San Diego - Some redevelopment agencies in California will scurry to market in coming weeks to avoid new restrictions imposed by a reform law that takes effect Jan. 1, according to redevelopment officials.

The measure imposes various new restrictions on redevelopment activity in California, including tightening the definition of blight for urban renewal activities. It also imposes new time limits on redevelopment plans and on incurring and repaying debt.

But bonds or other debt arranged prior to Jan. 1 are grandfathered - agencies may receive tax increments to pay those bonds beyond the limits established by the new law.

"I've already heard of a couple of bond issues that have gone to market that are 40 years [on some maturities], and it's specifically so they can collect the tax increments for a term longer than what's permitted in A.B. 1290," said William Carlson, executive director of the California Redevelopment Association, in an interview Friday at a redevelopment legislative conference here.

Bond sales for redevelopment purposes in California totaled $2.18 billion through Sept. 30 of this year, compared with $2.68 billion in 1992 overall, according to figures compiled by the California Debt Advisory Commission. A good part of this year's bond activity reflects refinancings, but sales designed to escape the pending restrictions also could help fuel volume by year's end.

Carlson said he is not surprised that some issuers are trying to get to market ahead of the law's restrictions.

"Once we took the urgency [clause] off the bill, which was done late in July, we knew that that would open the door for some people to adjust," Carlson said. "But again, we're going from old rules to new and there has to be a phase-in of some of these changes. They're just enormous and sweeping, and people need a chance to adjust."

The new law was the primary topic al Friday's conference that was sponsored jointly by Katz Hollis, a Los Angeles-based private consulting firm, and the redevelopment association. About 300 people attended the one-day meeting; a Katz Hollis official attributed the strong turnout to interest in the reform measure.

The redevelopment association sponsored the legislation - to curb eitner real or perceived abuses- - rather than wait for other special interest groups to develop even more draconian reform measures.

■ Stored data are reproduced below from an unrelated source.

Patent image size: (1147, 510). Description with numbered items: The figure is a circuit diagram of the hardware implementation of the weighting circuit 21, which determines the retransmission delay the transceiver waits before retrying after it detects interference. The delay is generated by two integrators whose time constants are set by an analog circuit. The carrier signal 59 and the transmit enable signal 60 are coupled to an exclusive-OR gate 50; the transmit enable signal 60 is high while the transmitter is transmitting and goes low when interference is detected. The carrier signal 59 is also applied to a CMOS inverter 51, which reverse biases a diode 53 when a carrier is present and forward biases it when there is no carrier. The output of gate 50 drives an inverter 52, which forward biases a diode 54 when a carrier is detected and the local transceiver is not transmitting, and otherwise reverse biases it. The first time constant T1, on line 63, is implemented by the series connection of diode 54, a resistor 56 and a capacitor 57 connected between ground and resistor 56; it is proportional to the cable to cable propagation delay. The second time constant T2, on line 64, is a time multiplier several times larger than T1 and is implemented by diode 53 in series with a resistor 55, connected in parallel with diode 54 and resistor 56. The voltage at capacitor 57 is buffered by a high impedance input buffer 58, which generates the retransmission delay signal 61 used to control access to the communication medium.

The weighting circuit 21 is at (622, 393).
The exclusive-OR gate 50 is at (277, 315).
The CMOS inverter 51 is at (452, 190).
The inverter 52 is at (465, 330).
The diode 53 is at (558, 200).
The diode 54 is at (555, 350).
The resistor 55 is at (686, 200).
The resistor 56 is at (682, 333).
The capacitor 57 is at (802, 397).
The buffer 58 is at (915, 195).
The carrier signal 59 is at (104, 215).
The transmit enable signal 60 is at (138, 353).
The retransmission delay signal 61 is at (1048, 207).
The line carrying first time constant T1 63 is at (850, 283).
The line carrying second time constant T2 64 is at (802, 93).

You recognized some of your own failures and you had the courage to deal with them before someone else did," Assemblyman Phillip Isenberg, D-Sacramento, said during a luncheon speech.

Isenberg, the author of the measure, said you have protected the future of redevelopment" by making serious reforms.

Although redevelopment officials will have to swallow some restrictions, Isenberg said the "biggest onslaught" was avoided because "the state decided not to further micromanage your activities."

But Isenberg said there are still trouble spots. "My opinion is, we didn't do anything" to establish partnerships with other local governments, particularly counties and school districts. "We're shooting at each other with lawyers and dollars, not bullets."

Redevelopment agencies obtain funding by capturing the property tax dollars generated by their renewal efforts.

Other local governments have often fought for a piece of that pie, claiming the redevelopment efforts siphoned off too many tax dollars. The new law gives other local agencies a share of the money based on a statutory formula, thereby replacing the negotiated pass-through agreements used up until now.

Conference participants asked numerous questions Friday during a panel featuring lawyers who specialize questions focused on interpretation of the law's language, including what happens when existing areas are merged or amended.

Moody's Investors Service praised the reform measure.

"While the bill does not significantly alter bondholder security, its clarification of pass-through payments, improved disclosure of indebtedness, and well-defined term limits for project areas all represent positive credit factors," Moody's said.

"Perhaps most importantly, by addressing redevelopment concerns on a comprehensive basis, the likelihood of major new legislative changes in future years is reduced, creating a more stable legal and political climate for redevelopment debt."